What is the essence of New Age spirituality? It is historic paganism. Two thousand years ago the Apostle Paul accurately described the only two religious options we have: “worship of creation” or “worship of the Creator” (Romans 1:25). This distinction is known in theology as the Creator/creature distinction. I have come to use the terms Oneism and Twoism to describe these options. Oneism is the worship of all things created and relies on belief that there are no ultimate distinctions. Twoism holds that distinctions are knitted into our existence, with the fundamental distinction being that between the creation and the Creator. From this “otherness” flow all the distinctions embedded in the creation.

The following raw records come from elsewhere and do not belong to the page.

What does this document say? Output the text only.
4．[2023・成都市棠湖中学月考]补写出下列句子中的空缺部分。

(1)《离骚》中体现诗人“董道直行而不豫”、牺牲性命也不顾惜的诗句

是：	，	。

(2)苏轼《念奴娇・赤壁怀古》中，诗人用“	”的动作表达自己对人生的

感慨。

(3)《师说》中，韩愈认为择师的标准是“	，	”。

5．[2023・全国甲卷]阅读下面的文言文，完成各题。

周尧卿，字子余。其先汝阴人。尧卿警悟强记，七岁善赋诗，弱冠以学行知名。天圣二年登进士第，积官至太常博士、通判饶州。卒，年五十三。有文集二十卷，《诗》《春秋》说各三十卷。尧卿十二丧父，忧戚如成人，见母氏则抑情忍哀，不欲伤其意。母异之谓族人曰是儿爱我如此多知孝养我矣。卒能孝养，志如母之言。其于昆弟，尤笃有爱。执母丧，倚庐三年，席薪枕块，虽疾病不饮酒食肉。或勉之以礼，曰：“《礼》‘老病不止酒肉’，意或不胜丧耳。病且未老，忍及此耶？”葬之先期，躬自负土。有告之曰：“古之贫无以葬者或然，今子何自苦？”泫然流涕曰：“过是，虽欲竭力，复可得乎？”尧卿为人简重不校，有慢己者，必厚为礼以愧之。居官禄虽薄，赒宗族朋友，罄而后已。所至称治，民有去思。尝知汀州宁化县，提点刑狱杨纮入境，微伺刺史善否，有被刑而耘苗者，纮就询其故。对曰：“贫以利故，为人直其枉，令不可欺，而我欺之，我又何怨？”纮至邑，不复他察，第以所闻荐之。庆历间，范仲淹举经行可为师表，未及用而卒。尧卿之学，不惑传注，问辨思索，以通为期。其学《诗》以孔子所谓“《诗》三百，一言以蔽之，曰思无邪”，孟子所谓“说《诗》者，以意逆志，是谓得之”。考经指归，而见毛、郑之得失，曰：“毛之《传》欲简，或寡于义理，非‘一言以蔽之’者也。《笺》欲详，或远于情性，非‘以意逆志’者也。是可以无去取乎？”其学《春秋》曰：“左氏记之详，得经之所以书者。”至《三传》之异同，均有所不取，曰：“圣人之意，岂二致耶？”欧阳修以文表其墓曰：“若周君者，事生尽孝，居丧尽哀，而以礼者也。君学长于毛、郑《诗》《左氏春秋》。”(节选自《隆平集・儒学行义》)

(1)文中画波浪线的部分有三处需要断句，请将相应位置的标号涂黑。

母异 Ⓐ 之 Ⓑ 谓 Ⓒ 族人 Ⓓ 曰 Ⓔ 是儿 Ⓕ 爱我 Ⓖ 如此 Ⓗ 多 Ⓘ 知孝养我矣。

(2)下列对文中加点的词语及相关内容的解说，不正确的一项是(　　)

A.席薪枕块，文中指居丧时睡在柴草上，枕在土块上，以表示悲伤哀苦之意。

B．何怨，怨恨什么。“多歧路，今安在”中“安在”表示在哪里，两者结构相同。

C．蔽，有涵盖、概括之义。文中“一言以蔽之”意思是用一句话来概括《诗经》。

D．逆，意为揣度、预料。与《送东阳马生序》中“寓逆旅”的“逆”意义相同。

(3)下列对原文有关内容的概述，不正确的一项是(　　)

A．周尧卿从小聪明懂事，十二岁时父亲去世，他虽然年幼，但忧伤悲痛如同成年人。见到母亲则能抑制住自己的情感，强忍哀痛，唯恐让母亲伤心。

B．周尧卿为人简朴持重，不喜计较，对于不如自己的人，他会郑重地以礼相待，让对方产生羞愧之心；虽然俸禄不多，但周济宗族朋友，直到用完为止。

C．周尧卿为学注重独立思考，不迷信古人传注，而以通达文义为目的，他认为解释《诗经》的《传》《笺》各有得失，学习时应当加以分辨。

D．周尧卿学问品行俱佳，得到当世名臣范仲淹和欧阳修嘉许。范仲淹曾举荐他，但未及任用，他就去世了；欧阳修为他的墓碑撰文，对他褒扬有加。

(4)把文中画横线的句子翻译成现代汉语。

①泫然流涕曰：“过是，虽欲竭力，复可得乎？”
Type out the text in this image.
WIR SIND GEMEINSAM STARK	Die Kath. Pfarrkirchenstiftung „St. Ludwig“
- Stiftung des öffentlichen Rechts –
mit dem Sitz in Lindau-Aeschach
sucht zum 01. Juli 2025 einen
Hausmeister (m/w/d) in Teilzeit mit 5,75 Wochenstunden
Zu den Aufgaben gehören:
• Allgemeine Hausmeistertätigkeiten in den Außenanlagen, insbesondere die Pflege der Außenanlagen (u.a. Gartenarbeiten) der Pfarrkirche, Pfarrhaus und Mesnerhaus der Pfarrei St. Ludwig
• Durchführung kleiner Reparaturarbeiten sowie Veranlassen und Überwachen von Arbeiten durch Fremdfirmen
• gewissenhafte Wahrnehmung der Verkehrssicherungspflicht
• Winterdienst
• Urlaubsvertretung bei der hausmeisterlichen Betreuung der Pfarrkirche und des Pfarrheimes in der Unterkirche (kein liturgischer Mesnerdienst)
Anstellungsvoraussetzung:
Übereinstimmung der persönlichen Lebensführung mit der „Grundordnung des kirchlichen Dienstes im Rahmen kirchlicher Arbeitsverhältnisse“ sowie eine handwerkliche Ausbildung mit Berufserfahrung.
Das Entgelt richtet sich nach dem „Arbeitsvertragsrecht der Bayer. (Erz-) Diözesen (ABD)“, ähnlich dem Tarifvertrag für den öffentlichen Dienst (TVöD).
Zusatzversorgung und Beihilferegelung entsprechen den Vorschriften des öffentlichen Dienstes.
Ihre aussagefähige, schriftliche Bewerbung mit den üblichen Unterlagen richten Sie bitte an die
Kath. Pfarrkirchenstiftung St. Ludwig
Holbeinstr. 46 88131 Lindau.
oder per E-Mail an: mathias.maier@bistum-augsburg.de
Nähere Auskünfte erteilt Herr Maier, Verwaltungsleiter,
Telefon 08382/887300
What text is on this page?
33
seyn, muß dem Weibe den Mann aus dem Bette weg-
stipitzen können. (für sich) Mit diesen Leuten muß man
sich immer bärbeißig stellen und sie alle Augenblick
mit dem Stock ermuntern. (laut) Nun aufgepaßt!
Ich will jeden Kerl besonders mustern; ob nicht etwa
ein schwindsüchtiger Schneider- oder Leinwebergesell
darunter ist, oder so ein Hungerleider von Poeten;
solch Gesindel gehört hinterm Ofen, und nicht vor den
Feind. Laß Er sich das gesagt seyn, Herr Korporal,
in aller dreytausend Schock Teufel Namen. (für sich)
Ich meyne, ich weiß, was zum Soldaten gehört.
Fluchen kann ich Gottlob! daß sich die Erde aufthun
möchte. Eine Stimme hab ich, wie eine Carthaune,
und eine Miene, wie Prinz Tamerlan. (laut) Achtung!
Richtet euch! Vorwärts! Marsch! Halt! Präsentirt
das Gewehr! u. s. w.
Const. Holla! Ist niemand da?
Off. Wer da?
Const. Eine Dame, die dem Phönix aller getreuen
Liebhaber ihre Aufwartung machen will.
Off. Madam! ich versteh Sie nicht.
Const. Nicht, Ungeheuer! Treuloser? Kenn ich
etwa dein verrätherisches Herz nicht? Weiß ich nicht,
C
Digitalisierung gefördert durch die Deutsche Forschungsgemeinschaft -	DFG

Eastern Oneism’s popularity in the West has caused many Westerners raised on biblical Twoism to take up yoga, trust the enneagram, walk the labyrinth, practice mindfulness mediation or seek the philosophical meaning of life in the teachings and practices of Eastern Buddhism and Hinduism. Multiculturalism seeks to bring all ideas together but, alas, Oneism and Twoism are fundamentally opposed. It is this irreducible conflict that causes the major divisions of contemporary culture.
Pagan Cosmology
Pagan Spirituality
In the early stages of our culture’s newfound curiosity about Eastern religions, people were seeking to come to terms with their personal sense of meaning, but before long there came a yearning for a much fuller expression of this individualistic spirituality. The Jungian and Gnostic scholar, June Singer, made a programmatic statement that others have since put into practice: “What lies in store as we move towards the longed-for conjunction of the opposites [the joining of the opposites]?…Can the human psyche realize its own creative potential through building its own cosmology and supplying it with its own gods?” [emphasis mine].[4] Singer called for a coherent, all-encompassing, attractive and religiously pagan account of the nature of existence, which she saw as essentially one, based on androgynous sexuality. She realized that a cosmology or worldview would not function without an essential place for sexuality. She saw androgyny as a means of erasing distinctions and accomplishing “our own new alchemical opus.” She saw androgynous sexuality as being a “witness” to “primordial cosmic unity.”[5] Singer is a true Jungian, conscious of promoting the important sexual element in the coming “new humanism” that Carl Jung envisaged: “The androgyne [the human being aware of being both male and female] participates consciously in the evolutionary process, redesigning the individual…society and…the planet.”[6]